US Muslims wary of giving charity amid crackdown

As Ramazan approaches, many US Muslims are worried about how they will manage to fulfill their charitable obligations without raising the ire or attention of federal authorities. (Ramazan is when Muslims typically do the bulk of their required giving known as “zakat”.)

In 2005, federal agents knocked on the doors of prominent Detroit-area Muslims and asked them if they were planning on donating to Michigan-based Life for Relief and Development and other charities.

In 2006, Life was raided and every local television station was on hand to capture images of federal agents carting away computers and boxes of documents. Life for Relief and Development has managed to keep operating despite the bad publicity from the 2006 raid, said administrative director Mohammad Alomari. But it had to go to court to prevent its bank from flagging it as a money launderer or terrorist financer when the charity’s account was closed shortly after the raid.

“These are indirect ways of having Islamic charities close down without due process,” said Dawud Walid, director of the Michigan branch of the Council on American-Islamic Relations. “It scares away the donors and even some employees.”
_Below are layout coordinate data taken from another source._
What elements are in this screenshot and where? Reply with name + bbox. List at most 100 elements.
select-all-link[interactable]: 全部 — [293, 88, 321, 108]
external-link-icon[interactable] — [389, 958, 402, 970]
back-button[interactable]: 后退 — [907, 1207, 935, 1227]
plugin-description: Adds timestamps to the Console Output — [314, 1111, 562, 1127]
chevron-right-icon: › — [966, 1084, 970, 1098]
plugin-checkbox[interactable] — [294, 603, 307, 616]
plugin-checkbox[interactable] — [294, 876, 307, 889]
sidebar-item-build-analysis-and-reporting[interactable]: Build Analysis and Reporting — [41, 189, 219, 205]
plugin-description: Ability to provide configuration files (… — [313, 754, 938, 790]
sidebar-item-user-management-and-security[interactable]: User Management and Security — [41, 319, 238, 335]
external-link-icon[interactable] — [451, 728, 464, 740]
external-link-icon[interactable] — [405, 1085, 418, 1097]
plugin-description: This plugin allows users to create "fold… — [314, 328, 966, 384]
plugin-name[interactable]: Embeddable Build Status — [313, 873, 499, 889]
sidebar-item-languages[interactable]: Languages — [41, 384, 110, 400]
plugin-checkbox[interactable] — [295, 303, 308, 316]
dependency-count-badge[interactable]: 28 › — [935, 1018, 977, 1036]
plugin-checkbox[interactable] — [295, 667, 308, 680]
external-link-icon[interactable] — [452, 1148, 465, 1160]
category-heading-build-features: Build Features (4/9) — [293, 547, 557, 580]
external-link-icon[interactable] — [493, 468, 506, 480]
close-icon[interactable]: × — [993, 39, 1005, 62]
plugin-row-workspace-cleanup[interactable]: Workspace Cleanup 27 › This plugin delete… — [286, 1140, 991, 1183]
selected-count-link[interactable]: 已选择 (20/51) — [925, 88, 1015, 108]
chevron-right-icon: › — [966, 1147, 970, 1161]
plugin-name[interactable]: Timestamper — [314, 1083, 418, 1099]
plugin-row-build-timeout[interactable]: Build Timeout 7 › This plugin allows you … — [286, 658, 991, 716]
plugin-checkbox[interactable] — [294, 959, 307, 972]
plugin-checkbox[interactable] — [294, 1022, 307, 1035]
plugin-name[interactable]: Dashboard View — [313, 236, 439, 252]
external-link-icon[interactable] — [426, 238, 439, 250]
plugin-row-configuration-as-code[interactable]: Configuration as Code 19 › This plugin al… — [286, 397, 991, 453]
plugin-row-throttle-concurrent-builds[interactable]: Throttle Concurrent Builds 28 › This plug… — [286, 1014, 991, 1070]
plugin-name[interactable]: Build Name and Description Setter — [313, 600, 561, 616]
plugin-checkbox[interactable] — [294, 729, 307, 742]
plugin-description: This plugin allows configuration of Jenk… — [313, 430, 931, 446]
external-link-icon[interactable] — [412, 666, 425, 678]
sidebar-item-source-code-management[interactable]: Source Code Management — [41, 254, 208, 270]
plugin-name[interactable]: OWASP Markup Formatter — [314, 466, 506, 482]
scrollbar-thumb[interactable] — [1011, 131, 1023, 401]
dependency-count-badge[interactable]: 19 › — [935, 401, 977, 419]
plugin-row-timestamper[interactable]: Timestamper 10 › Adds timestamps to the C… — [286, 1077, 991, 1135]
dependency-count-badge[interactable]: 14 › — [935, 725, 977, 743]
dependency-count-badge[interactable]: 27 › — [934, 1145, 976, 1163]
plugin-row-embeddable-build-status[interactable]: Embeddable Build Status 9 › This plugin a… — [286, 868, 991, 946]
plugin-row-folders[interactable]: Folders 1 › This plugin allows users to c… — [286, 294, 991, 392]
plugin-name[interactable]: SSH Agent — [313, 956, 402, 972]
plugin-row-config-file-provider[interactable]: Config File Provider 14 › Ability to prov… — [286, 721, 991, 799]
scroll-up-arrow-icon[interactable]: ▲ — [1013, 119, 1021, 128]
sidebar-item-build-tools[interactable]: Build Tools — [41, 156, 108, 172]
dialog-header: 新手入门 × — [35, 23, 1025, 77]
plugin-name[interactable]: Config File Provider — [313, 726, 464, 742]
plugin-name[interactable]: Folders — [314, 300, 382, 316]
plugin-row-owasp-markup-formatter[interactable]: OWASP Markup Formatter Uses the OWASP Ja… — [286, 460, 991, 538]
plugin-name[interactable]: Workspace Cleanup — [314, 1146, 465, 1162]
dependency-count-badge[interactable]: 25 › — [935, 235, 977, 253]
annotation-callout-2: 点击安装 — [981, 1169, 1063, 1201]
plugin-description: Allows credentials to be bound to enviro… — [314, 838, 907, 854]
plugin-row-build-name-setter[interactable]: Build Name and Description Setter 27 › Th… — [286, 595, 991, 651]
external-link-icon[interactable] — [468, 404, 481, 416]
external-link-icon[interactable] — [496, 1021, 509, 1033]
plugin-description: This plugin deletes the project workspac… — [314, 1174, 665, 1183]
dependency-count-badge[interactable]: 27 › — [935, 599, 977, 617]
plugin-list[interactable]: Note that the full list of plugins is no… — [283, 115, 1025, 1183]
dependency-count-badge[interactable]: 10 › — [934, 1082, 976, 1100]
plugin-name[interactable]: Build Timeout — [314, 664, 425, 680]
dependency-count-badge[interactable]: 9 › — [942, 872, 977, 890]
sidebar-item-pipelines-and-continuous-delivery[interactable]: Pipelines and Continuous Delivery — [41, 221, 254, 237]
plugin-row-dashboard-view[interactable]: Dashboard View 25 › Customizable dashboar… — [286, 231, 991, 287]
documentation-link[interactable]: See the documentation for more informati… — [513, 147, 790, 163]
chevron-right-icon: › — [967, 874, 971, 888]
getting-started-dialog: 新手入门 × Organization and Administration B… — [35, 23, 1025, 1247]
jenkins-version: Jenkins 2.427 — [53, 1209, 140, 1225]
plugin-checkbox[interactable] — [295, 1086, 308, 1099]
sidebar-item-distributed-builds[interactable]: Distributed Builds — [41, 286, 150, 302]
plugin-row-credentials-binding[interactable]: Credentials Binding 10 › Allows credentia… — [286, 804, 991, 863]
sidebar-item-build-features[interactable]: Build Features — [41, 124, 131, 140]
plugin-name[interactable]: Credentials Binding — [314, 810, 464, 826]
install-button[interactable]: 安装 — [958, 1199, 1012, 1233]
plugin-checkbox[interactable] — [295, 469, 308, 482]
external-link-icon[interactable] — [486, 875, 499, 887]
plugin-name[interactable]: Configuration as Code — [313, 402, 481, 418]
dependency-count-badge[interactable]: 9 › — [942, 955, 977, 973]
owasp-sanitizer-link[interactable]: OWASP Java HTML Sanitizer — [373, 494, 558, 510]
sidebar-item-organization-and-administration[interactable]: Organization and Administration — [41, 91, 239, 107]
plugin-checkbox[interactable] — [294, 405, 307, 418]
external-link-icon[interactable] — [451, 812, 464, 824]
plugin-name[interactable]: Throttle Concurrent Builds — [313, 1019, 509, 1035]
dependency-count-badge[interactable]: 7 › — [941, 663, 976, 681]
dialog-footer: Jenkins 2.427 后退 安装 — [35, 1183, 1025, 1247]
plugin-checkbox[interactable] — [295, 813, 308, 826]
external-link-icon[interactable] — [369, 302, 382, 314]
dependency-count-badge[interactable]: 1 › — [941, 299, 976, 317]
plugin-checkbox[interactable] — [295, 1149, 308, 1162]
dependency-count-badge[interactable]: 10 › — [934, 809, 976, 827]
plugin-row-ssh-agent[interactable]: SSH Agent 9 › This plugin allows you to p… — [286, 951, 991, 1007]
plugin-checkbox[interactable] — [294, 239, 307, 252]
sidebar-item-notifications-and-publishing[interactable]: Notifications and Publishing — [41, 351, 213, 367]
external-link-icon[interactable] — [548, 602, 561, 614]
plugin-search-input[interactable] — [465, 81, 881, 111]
While it is important to ensure that charitable funds are not diverted to terrorist activities, the federal government’s inability or refusal to provide hard evidence against the charities has created a backlash, said Shereef Akeel, a lawyer who represents two raided Muslim charities.

Many Muslims have stopped donating to overseas programmes out of fear that the money will be either frozen or tied up in legal fees and that they could be held liable for inadvertently funding terrorism.

“People in the Muslim community are scared. They have to give zakat. But how do you give it? Do you give it only to the mosque? Do you give it to a friend who takes it overseas? The avenues of giving are narrower.”